Gold Will Glitter for Quite a While

06/10/2010 1:00 pm EST

Focus: COMMODITIES

Curtis Hesler

Editor, Professional Timing Service

Curtis Hesler, editor of Professional Timing Service, says retail investors will eventually abandon stocks and embrace gold, adding a new leg to the commodities bull market.

I think the retail investor has had enough of the stock market. Investors will shift some money into bonds thinking they are safe; but once interest rates begin to rise, confidence will be shattered in the bond market as well. Mutual funds, hedge funds, and managed accounts will all see their clientele make a mass exodus. This is what bear markets are all about.

As stocks and bonds become more disappointing, investors will flock to where the money is being made. That will be commodities—gold and crude oil in particular. As the public increasingly gravitates into tangibles (as they did in the 1970s), investment demand will become just as maniacal in the commodity market as it became in the dot-com craze in the late 1990s. All shreds of reason will be left behind. The key leader in this acceleration will be from the archetypal tangible asset—gold.

Gold found our downside target zone of $1,180-$1,150 [an ounce], but just barely and only briefly. The August gold contract touched $1,168 on May 21st, but it quickly bounced back to overhead resistance at $1,225 [and went on to hit new highs above $1,250—Editor.] I am expecting another dip to the $1,168 level, and perhaps a bit lower. The correction off the May high will then be complete and the next bull leg can begin.

The US dollar will not stay strong indefinitely; like all paper currencies, it will depreciate over time. As currencies depreciate, the cost of hard assets [will increase]. Gold, of course, has always done well during both deflationary and inflationary times of crisis. Gold is proving its worth yet again.

If you would like a shot at silver with a gold play tossed in, consider Central Fund of Canada (Amex: CEF). This is a closed end fund—not an [exchange traded fund]—holding approximately 50% gold bullion and 50% silver bullion.
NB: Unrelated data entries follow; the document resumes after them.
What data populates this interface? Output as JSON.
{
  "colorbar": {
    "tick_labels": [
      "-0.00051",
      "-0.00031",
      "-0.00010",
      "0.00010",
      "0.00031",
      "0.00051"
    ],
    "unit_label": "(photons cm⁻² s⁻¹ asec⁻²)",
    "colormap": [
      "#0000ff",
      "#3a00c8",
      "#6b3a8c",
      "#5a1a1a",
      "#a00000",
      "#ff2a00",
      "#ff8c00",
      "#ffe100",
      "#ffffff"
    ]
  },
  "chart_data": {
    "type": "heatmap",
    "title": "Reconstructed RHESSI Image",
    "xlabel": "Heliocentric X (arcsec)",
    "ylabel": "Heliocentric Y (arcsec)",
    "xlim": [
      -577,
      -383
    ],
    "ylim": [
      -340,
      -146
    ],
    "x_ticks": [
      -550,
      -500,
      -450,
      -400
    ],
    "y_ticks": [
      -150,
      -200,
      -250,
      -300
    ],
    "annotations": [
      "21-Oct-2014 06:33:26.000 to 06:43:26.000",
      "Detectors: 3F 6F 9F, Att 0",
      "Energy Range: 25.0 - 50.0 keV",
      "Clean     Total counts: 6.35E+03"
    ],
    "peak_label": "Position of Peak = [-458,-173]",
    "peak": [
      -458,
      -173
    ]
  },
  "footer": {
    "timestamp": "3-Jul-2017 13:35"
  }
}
It is similar to Central GoldTrust (Amex: GTU) in that you are invested in physical gold and silver bullion, which is stored for the fund, and the fund is run by the same folks in Canada that manage GTU.

It is taxed as a stock, so it avoids the unfavorable tax rates levied on commodity ETFs. Buy CEF at $14 or better. (It closed under $15 Wednesday—Editor.)

Personally, I like to stick with gold. There are those who speculate that silver will rise by a greater percentage than gold, and perhaps it will. However, silver outpacing gold is not assured by any means. Speculate with a little silver, but keep your focus on gold.